EDITOR’S NOTE: Jon Wiener’s original story was "The Other Nancy Davis: Not Necessarily the First Lady." The Nation, October 3, 1987.
Nancy Reagan, who died March 6, often explained that she and the future president met cute. She had been threatened with blacklisting in the early ’50s—by mistake, she said, after having been confused with another actress who had the same name—Nancy Davis. The other Nancy Davis, Nancy and Ronald Reagan said, really was a Communist. Reagan, then president of the Screen Actors Guild, helped the first Nancy prove she wasn’t the Communist Nancy Davis, and she was able to work again. Along the way, they fell in love, and the rest is history.

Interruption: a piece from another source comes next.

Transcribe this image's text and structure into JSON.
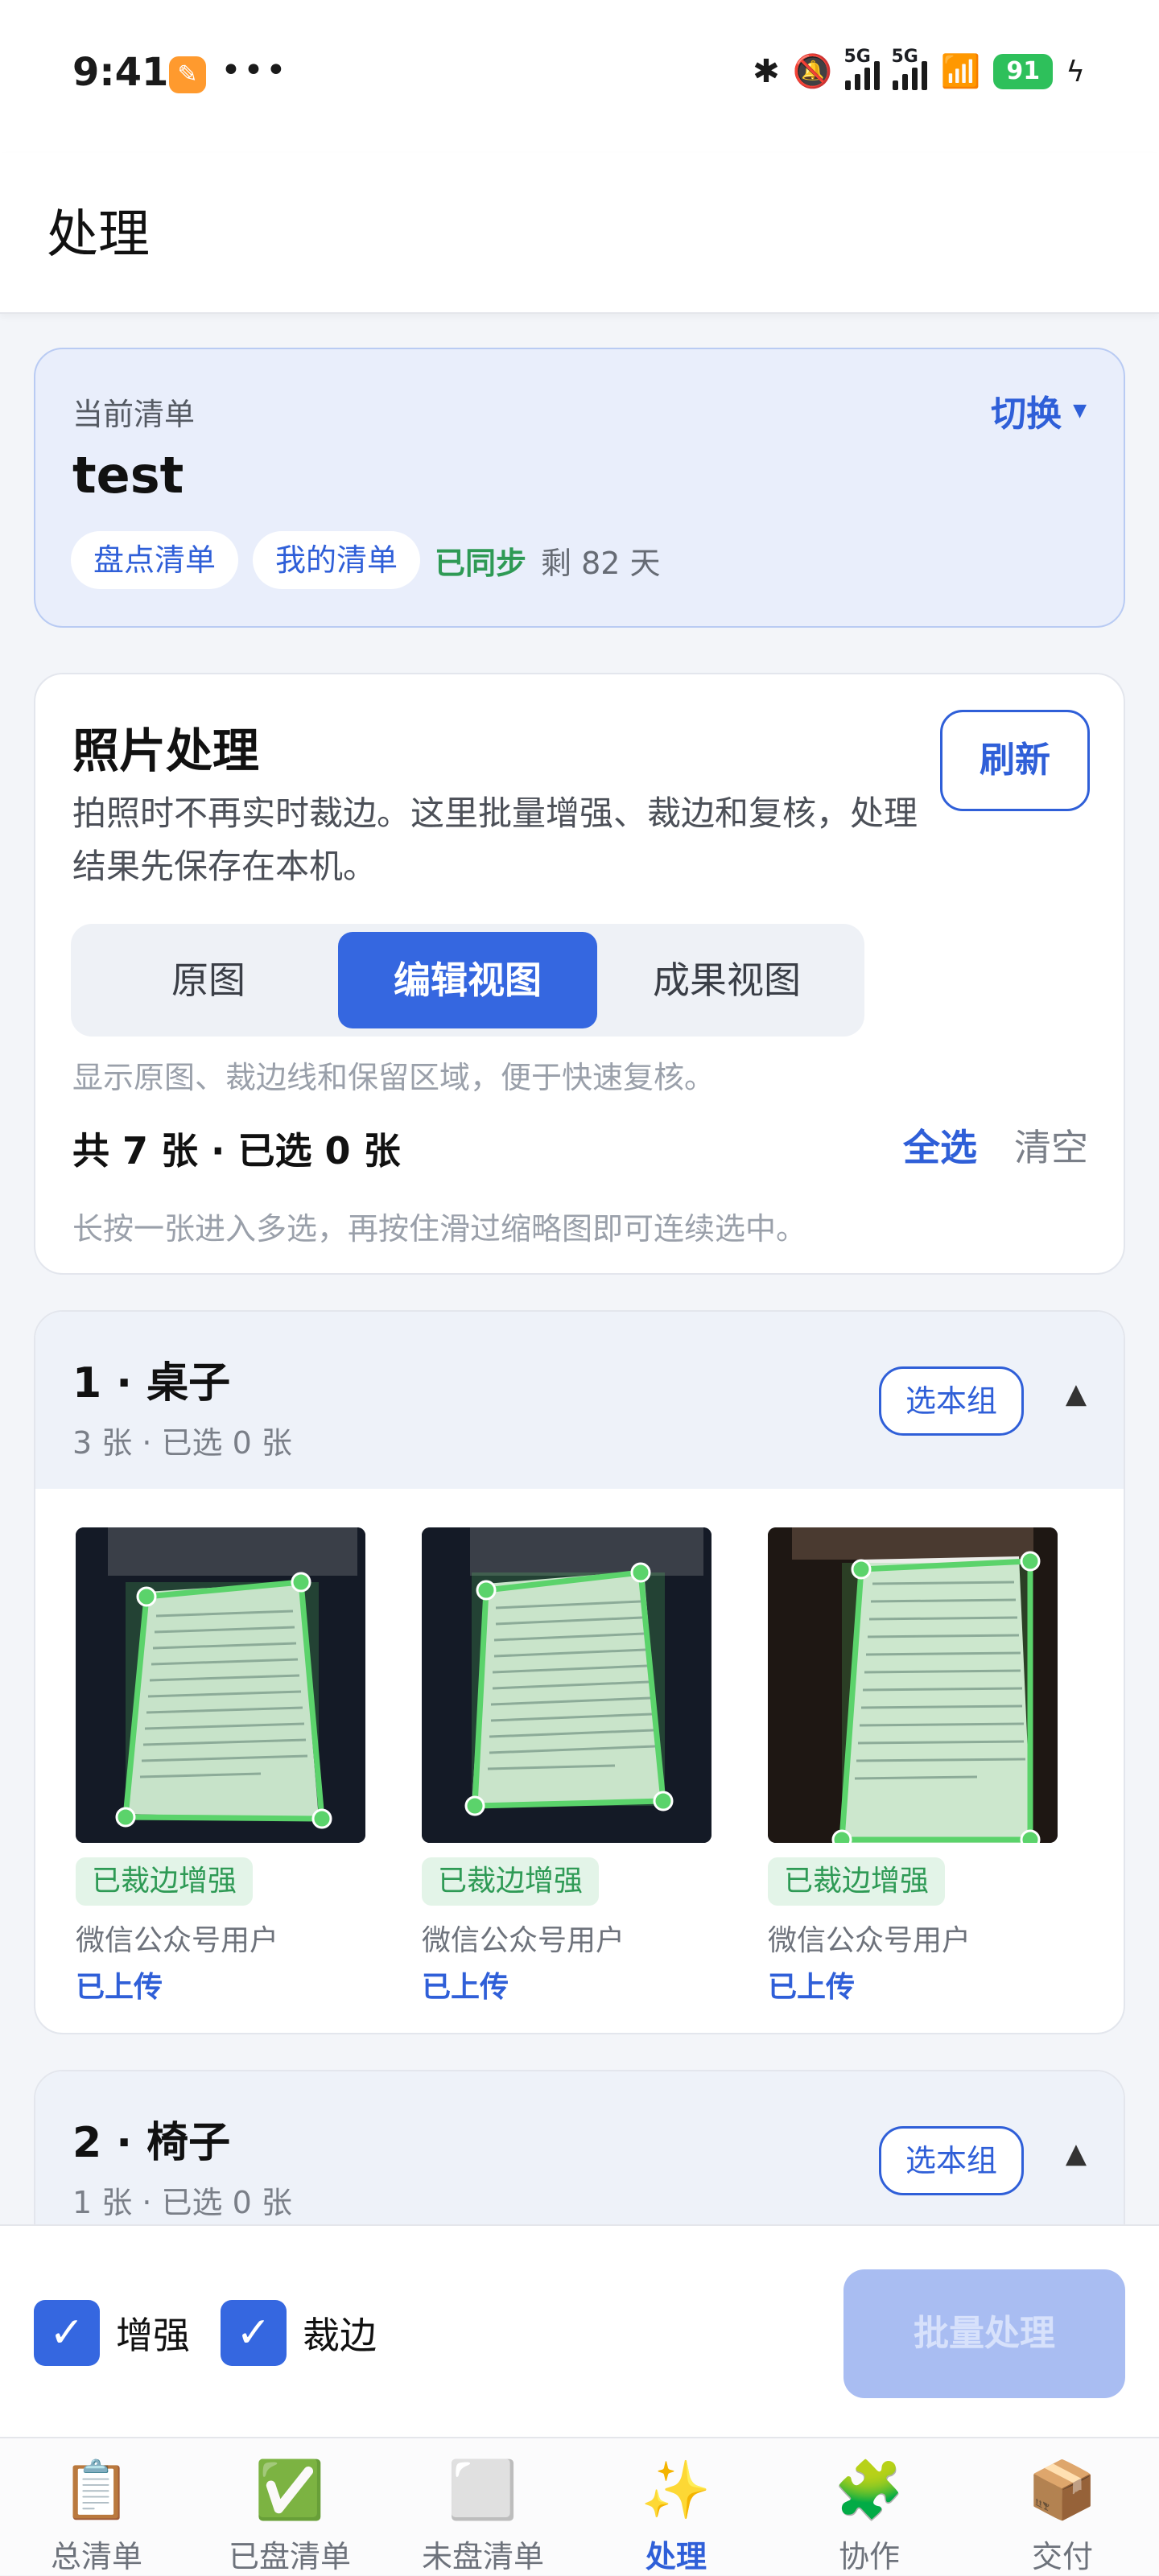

In 1987, I found the other Nancy Davis working at a snack bar in Ventura, California, and interviewed her for The Nation. When I asked about the first lady, she said, “She’s been lying about me for years…. I never was a Communist. I told Reagan back in the fifties that if she didn’t stop saying I was a Communist, I’d sue her.”
Ronald Reagan wrote in his autobiography, Where’s the Rest of Me?, that because his wife-to-be was assumed to be the other Nancy Davis, “her name kept showing up on rosters of Communist front organizations, affixed to petitions of the same coloration, and her mail frequently included notices of meetings she had no desire to attend, and accounts of these meetings as covered by the Daily Worker.” Nancy Davis Reagan was asked by Columbia Pictures to explain why her maiden name appeared on the amicus curaie brief supporting the Hollywood Ten. Ron, who was SAG president at the time, wrote an indignant letter to B.B. Kahane, Columbia vice president in charge of security, explaining that there were two Nancys, and that the other one was the Communist.
Nancy herself demanded an apology, and got one from Kahane: “of course,” he wrote, “we could have taken it for granted that the wife of Ronald Reagan could not possibly be of questionable loyalty and could have disregarded that report.” You could call that “innocence by association.”
Kahane continued: “But as the citation was merely the signing of the Amicus Curiae brief and many persons signed this brief who we have been convinced are not now and never were Communists or sympathizers, we informed you of the citation believing that a satisfactory explanation would be forthcoming.”
That was a lot nicer than the letter Kahane had written to Rita Hayworth’s attorney Martin Gang the previous year, when Gang sought to clear her name from the blacklist. Victor Navasky tells that story in Naming Names: Hayworth, unlike Nancy Reagan, was asked to submit a sworn statement that “should set forth the fact (if, as I assume, it is a fact) that she is not now and never has been a member of the Communist Party. It should also contain a positive, forthright affirmation of her loyalty to the United States and I hope, a strong condemnation of Communistic subversive groups and ideologies.”